Клетки CCRF-CEM и Ramos культивировали в течение 12 ч в шестилуночных планшетах (5 × 10 ⁵ клеток на лунку). Клетки дважды промывали холодным фосфатно-солевым буфером (PBS) и инкубировали с раствором GO-apt при 4 ° C в темноте в течение 30 мин. Затем клетки промывали трижды и фиксировали в течение 20 мин 4% полиоксиметиленом. Клетки снова промывали PBS и окрашивали дигидрохлоридом 4 ', 6-диамидино-2-фенилиндола (DAPI; Life Co., США) в течение 5 минут в темноте. Наконец, клетки трижды промывали PBS и исследовали с помощью флуоресцентной микроскопии (Nikon DS-Ri1; Япония).

Обнаружение ячеек CCRF-CEM

Клетки CCRF-CEM собирали центрифугированием и суспендировали в 1 мл PBS. Различные концентрации клеток CCRF-CEM (от 0 до 1,0 × 10 ⁷ / мл) инкубировали с флуоресцентным аптасенсором GO-apt при 4 ° C в темноте в течение 30 мин. После инкубации клетки CCRF-CEM детектировали с помощью флуоресцентной спектроскопии в диапазоне длин волн 560–500 нм. Предел обнаружения (LOD) оценивается на основе 3 σ / S расчет, где σ стандартное отклонение для решения GO-apt ( n =10) и S - наклон линейного уравнения [33].

Анализ специфичности

Чтобы исследовать специфичность флуоресцентного аптасенсора на основе ГО, мы протестировали систему с несколькими различными клетками, включая клетки Рамоса, клетки H22 и клетки 293T. Каждая из 100 мкл реакционных систем включала 1 × 10 ⁶ ячеек.

Статистический анализ

Каждый эксперимент повторяли трижды. Данные обрабатывали с помощью программного обеспечения SigmaPlot 12.5, а статистический анализ выполняли с помощью GraphPad Prism 6.02 (GraphPad Software, Сан-Диего, Калифорния, США).

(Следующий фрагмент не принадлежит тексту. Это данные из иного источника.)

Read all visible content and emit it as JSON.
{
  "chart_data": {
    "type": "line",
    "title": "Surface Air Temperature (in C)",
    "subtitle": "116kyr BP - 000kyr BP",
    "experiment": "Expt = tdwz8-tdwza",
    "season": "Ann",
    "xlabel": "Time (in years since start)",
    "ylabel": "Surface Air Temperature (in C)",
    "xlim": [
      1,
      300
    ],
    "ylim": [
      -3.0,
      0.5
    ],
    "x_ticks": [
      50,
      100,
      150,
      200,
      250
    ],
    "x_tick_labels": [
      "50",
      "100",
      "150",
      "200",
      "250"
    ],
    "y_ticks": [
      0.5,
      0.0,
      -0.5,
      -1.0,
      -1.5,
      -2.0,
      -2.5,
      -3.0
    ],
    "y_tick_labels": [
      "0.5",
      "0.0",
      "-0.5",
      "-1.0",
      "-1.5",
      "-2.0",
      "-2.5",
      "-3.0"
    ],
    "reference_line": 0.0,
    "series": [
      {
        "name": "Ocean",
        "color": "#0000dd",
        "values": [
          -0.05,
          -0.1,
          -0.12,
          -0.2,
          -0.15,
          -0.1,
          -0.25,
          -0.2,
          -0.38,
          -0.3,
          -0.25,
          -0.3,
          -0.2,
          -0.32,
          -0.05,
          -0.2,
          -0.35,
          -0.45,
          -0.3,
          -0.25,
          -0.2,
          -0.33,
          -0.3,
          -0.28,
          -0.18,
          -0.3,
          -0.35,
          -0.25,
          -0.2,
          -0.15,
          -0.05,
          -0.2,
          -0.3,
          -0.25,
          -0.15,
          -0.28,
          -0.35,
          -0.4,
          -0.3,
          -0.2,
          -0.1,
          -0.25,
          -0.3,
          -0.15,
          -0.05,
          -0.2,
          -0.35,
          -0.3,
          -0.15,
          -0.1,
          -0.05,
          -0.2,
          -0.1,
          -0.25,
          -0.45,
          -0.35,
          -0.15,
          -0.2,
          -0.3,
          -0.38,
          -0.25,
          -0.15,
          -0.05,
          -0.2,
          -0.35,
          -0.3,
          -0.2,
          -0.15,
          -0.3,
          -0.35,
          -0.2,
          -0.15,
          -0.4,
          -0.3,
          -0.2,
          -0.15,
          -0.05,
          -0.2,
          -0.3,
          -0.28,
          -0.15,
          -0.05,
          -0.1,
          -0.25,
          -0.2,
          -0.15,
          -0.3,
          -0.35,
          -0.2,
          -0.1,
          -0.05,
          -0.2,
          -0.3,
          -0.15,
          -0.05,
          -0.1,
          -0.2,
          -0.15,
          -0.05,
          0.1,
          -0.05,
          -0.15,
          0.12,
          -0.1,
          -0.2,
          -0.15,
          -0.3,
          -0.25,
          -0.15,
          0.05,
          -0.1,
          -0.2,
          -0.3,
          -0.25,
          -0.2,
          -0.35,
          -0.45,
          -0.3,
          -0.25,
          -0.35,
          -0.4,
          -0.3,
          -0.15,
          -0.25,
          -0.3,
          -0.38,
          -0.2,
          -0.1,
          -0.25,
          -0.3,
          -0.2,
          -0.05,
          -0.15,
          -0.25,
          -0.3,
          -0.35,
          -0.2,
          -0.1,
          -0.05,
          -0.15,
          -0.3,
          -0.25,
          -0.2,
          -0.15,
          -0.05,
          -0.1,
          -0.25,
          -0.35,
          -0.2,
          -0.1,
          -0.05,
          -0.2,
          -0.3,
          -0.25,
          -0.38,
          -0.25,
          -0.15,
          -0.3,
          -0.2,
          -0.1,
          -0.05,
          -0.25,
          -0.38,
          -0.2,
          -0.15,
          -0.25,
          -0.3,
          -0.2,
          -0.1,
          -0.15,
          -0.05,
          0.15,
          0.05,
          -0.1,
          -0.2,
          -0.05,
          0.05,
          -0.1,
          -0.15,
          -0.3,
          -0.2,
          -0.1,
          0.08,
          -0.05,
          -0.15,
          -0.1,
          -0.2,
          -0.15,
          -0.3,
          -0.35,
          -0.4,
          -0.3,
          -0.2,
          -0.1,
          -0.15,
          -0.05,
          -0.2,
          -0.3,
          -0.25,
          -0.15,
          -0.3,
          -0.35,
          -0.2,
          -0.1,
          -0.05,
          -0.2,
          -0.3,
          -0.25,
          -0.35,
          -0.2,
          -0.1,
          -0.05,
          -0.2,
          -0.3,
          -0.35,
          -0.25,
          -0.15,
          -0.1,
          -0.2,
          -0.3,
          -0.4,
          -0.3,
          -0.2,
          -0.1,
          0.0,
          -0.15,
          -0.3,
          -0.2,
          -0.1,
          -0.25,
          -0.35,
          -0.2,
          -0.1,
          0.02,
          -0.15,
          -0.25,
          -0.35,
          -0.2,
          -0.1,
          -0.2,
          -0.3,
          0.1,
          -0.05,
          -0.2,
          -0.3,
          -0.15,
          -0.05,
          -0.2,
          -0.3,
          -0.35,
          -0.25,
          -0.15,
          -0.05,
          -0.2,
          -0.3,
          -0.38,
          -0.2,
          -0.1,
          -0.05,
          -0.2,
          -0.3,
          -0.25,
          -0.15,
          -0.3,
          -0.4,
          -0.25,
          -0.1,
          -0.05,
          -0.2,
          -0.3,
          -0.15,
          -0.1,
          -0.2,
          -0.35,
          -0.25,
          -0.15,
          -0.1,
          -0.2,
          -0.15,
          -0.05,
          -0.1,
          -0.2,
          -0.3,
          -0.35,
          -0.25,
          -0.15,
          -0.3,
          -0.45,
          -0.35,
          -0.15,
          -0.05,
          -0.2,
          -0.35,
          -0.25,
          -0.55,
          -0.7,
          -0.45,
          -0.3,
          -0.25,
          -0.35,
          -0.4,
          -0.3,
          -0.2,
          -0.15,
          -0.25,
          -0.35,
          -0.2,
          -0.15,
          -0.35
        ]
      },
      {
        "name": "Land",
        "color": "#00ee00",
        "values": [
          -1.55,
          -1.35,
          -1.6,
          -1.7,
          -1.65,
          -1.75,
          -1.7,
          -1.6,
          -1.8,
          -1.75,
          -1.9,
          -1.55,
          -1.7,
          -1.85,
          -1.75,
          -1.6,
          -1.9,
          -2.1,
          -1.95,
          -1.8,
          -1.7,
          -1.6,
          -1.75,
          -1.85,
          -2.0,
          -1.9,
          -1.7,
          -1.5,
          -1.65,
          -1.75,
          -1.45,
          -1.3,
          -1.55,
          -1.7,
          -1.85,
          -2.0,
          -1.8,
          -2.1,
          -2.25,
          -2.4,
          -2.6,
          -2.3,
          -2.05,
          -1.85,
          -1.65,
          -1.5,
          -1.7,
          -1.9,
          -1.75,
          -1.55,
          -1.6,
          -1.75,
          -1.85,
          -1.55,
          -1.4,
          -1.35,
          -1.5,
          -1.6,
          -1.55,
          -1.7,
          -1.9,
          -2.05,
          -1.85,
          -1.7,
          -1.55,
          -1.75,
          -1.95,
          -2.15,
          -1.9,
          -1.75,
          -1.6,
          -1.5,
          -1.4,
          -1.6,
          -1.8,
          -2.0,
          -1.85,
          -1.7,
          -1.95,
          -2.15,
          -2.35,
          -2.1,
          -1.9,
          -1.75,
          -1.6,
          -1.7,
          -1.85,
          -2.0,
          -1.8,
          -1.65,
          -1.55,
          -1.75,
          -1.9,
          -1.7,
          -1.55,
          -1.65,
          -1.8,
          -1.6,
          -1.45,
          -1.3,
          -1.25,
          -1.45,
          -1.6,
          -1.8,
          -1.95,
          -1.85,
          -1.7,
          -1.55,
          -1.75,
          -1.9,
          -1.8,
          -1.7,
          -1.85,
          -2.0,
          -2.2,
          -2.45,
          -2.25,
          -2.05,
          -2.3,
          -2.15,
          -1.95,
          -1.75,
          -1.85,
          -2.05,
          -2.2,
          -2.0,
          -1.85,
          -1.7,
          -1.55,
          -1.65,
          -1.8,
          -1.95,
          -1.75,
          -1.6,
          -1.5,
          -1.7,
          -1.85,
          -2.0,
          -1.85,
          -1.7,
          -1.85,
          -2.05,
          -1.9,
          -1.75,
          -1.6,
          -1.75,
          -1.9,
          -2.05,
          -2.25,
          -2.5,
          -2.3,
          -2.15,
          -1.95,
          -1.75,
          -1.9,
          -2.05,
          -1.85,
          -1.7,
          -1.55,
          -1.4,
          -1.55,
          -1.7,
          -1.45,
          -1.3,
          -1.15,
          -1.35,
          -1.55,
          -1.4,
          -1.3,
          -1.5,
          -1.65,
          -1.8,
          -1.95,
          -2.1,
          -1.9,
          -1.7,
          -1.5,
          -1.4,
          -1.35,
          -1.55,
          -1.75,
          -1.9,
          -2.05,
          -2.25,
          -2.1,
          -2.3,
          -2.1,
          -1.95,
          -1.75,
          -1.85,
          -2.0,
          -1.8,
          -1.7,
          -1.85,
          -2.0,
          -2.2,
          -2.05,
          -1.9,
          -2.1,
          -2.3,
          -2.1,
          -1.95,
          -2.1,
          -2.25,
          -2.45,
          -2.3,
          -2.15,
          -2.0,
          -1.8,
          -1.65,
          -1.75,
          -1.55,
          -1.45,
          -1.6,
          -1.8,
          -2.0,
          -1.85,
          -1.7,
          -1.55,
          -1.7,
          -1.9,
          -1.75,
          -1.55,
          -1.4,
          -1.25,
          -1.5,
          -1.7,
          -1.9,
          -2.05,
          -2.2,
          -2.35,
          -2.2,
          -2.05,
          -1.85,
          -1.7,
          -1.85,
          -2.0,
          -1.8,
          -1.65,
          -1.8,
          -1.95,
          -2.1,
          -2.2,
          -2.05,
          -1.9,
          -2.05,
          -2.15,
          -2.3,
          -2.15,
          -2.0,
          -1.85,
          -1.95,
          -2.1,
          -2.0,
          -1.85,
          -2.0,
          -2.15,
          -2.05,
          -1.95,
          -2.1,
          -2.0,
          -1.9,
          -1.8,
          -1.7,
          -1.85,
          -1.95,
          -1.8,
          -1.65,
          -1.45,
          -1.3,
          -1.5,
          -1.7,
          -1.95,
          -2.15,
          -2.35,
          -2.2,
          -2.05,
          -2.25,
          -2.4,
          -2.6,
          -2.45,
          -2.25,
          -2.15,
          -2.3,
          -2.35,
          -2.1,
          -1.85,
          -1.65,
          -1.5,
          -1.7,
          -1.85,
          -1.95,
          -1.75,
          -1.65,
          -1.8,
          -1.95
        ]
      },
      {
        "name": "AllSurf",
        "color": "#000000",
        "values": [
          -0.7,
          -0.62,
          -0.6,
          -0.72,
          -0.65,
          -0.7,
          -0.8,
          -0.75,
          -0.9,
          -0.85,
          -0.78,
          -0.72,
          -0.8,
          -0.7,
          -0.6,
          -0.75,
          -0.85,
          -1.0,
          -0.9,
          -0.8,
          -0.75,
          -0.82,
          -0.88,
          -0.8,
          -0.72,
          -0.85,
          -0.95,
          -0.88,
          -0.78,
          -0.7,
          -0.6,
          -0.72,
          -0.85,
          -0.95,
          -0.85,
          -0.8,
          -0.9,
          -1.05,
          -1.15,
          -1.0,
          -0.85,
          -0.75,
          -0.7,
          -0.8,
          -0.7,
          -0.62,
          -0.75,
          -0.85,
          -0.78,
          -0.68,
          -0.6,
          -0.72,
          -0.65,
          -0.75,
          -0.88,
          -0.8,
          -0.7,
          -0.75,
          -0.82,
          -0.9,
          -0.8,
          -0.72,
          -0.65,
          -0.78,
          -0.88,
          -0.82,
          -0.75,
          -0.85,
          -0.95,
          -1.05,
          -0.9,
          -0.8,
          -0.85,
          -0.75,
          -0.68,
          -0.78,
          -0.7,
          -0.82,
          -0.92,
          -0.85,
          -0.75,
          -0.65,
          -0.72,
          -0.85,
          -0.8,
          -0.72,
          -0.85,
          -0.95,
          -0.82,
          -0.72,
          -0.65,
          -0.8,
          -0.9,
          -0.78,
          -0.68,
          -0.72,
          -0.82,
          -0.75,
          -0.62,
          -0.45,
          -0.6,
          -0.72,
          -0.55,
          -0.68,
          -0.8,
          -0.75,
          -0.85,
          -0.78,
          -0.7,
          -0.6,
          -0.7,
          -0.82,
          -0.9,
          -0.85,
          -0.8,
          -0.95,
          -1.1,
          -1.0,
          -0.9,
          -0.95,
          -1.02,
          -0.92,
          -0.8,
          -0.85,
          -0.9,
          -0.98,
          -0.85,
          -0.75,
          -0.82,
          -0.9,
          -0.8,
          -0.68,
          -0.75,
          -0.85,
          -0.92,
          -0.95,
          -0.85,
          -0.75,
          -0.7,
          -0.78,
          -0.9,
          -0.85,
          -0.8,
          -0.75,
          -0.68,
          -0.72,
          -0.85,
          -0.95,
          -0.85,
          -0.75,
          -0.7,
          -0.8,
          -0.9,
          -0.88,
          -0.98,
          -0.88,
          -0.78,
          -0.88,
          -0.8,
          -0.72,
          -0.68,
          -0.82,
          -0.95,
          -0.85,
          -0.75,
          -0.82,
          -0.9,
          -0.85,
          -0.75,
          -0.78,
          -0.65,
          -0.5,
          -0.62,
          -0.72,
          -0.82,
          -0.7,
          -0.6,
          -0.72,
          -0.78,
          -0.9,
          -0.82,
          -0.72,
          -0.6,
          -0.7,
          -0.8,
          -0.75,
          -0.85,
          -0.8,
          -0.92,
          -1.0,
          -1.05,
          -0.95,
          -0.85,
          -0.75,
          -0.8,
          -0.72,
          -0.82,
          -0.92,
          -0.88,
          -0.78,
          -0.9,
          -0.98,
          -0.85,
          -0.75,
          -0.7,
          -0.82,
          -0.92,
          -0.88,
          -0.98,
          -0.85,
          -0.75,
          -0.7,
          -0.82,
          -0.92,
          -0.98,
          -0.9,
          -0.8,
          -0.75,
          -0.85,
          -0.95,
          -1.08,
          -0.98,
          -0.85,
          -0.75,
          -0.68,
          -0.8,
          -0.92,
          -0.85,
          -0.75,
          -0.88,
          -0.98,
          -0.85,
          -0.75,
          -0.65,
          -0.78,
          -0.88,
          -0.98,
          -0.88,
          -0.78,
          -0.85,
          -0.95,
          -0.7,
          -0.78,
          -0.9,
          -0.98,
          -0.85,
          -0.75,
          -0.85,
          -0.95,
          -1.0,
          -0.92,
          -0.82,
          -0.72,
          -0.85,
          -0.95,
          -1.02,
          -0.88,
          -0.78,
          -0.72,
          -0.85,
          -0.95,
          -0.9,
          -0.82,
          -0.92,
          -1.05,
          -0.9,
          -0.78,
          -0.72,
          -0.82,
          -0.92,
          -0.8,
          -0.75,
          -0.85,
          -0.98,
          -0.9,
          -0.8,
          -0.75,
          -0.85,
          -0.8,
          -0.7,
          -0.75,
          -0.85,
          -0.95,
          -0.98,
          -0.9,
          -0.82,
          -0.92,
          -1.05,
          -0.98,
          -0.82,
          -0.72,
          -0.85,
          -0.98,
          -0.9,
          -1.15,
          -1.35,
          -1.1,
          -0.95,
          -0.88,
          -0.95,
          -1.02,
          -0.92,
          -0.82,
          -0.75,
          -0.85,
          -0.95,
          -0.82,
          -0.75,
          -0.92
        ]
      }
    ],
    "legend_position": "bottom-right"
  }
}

Порог значимости во всех анализах был P <0,0001.

Результаты и обсуждение

Принцип использования флуоресцентного аптасенсора GO-apt для обнаружения CCRF-CEM

В этом исследовании GO и FAM-apt были использованы для создания флуоресцентного аптасенсора для обнаружения клеток CCRF-CEM. Принцип действия флуоресцентного сенсора для обнаружения клеток CCRF-CEM показан на рис. 1. В отсутствие клеток CCRF-CEM модифицированные FAM аптамеры адсорбируются на поверхности GO за счет π - π штабелирование. Так как GO и флуорофор находятся слишком близко к переносу энергии, то в качестве гасителя GO гасит флуоресценцию FAM. В присутствии клеток CCRF-CEM слабая сила связывания GO-аптамера позволяет аптамеру упасть с поверхности GO и связываться с клетками, вызывая восстановление флуоресценции. Следовательно, количество клеток CCRF-CEM может быть определено соответственно в соответствии с восстановлением интенсивности флуоресценции FAM.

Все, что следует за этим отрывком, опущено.